Decoding Barometers: The Importance of Understanding Pressure Changes

By inavx.com.

If you just look at a barometer once, it’s pretty much as satirist Ambrose Bierce described. The needle on the front of that old school brass barometer points to “Fair,” and when you look outside, sure enough, it’s not a bad day. When it says “Rain,” often enough, it’s raining or about to.

That doesn’t sound very useful. And the truth is, it isn’t helpful to just look at one reading. What makes barometers useful as a forecasting device is the trend in the readings. Are they going up or down over time, and how quickly? And to know that, you need to pay a little more attention to what they’re doing. And you need to know why the readings are changing and what that portends.
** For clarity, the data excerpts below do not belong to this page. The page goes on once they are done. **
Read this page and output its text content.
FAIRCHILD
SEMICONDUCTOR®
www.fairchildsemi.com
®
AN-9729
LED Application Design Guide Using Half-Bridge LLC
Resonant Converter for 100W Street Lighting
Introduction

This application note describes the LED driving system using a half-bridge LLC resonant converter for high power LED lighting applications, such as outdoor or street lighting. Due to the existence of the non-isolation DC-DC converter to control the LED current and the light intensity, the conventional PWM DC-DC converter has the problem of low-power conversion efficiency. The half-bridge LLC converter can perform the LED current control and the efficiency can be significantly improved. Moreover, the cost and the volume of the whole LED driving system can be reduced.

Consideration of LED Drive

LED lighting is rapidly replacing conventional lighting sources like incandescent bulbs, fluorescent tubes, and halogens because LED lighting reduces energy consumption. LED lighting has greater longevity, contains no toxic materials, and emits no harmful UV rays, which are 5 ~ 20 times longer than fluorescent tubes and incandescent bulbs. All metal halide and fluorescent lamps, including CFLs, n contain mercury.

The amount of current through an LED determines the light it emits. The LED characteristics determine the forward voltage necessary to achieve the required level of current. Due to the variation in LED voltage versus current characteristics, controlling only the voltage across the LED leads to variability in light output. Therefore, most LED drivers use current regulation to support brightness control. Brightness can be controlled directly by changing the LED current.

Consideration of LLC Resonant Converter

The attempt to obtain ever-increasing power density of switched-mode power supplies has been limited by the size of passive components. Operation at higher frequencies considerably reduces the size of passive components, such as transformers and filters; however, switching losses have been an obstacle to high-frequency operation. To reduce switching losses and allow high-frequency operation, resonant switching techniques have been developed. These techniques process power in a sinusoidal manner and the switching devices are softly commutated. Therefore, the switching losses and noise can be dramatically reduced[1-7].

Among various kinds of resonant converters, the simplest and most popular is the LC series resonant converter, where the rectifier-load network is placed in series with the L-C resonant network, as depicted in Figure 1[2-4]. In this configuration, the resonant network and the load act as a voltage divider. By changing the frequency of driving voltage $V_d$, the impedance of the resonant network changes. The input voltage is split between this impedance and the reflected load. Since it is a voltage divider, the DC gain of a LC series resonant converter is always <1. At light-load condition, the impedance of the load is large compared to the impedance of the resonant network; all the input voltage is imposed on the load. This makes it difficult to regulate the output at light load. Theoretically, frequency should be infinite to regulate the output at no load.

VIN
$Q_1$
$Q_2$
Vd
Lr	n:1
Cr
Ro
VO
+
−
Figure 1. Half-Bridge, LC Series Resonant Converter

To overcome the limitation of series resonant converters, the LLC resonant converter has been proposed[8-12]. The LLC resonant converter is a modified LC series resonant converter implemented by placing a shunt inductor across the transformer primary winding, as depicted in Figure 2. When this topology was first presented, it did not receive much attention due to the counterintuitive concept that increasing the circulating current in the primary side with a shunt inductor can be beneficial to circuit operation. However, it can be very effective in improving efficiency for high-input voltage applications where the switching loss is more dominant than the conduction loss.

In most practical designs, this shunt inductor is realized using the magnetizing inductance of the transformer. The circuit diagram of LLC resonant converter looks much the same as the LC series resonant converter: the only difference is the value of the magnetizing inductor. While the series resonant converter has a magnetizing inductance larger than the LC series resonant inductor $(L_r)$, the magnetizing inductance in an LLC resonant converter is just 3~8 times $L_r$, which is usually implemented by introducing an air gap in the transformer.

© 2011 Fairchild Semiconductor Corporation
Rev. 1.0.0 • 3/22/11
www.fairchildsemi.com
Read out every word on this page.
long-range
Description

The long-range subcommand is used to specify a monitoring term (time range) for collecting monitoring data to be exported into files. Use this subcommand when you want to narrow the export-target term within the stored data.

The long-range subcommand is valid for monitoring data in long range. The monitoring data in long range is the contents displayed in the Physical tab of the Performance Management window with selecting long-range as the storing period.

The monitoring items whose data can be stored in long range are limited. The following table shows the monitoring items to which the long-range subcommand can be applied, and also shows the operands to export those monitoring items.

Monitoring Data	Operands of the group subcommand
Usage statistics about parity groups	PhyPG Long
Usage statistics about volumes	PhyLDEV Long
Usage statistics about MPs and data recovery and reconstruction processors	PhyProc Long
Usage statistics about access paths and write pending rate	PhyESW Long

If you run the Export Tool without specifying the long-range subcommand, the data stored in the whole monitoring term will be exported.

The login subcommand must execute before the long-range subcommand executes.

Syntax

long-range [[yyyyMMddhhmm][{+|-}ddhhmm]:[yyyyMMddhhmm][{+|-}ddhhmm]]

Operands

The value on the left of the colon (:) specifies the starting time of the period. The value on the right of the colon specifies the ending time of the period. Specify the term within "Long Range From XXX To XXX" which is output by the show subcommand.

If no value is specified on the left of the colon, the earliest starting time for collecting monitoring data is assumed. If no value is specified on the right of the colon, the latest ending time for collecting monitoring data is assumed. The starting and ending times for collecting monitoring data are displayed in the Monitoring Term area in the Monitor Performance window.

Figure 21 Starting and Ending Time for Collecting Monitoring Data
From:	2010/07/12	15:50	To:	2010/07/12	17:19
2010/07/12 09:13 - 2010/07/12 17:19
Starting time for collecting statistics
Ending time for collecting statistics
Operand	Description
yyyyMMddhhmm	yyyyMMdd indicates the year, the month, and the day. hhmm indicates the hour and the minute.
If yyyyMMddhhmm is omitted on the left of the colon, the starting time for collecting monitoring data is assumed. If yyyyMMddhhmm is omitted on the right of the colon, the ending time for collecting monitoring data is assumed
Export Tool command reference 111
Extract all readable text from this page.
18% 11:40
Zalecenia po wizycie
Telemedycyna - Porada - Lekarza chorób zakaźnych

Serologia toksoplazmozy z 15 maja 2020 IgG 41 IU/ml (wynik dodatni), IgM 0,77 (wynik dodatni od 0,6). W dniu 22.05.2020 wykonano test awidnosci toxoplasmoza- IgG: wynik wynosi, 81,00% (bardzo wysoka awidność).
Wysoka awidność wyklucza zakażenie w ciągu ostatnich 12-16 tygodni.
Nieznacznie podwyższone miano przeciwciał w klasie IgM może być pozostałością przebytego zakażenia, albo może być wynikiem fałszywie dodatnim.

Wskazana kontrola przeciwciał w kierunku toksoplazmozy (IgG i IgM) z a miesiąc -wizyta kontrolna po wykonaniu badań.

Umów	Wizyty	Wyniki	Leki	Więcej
Welcome to Weather 101. Over the next few months we’re going to tackle some weather fundamentals to help boaters get a more solid understanding of marine weather, and how to look at a bewildering array of data to determine if you want to go out in your boat, and what to expect when you’re there.

What is a barometer?

A barometer measures atmospheric pressure. It’s a measurement of the weight of the atmosphere directly over where the barometer is sitting.

The earth’s atmosphere is about 60 miles thick around the surface of the planet. It’s a thin layer relative to the size of the planet, but air has weight and square inch of the surface has pressure from that invisible column of air over it. And that is atmospheric pressure.

But atmospheric pressure isn’t uniform. The earth isn’t completely flat, for starters. If you’re on the top of a one-mile tall summit, you have one mile less atmosphere over your head, and a barometer will show a slightly lower reading as you climb.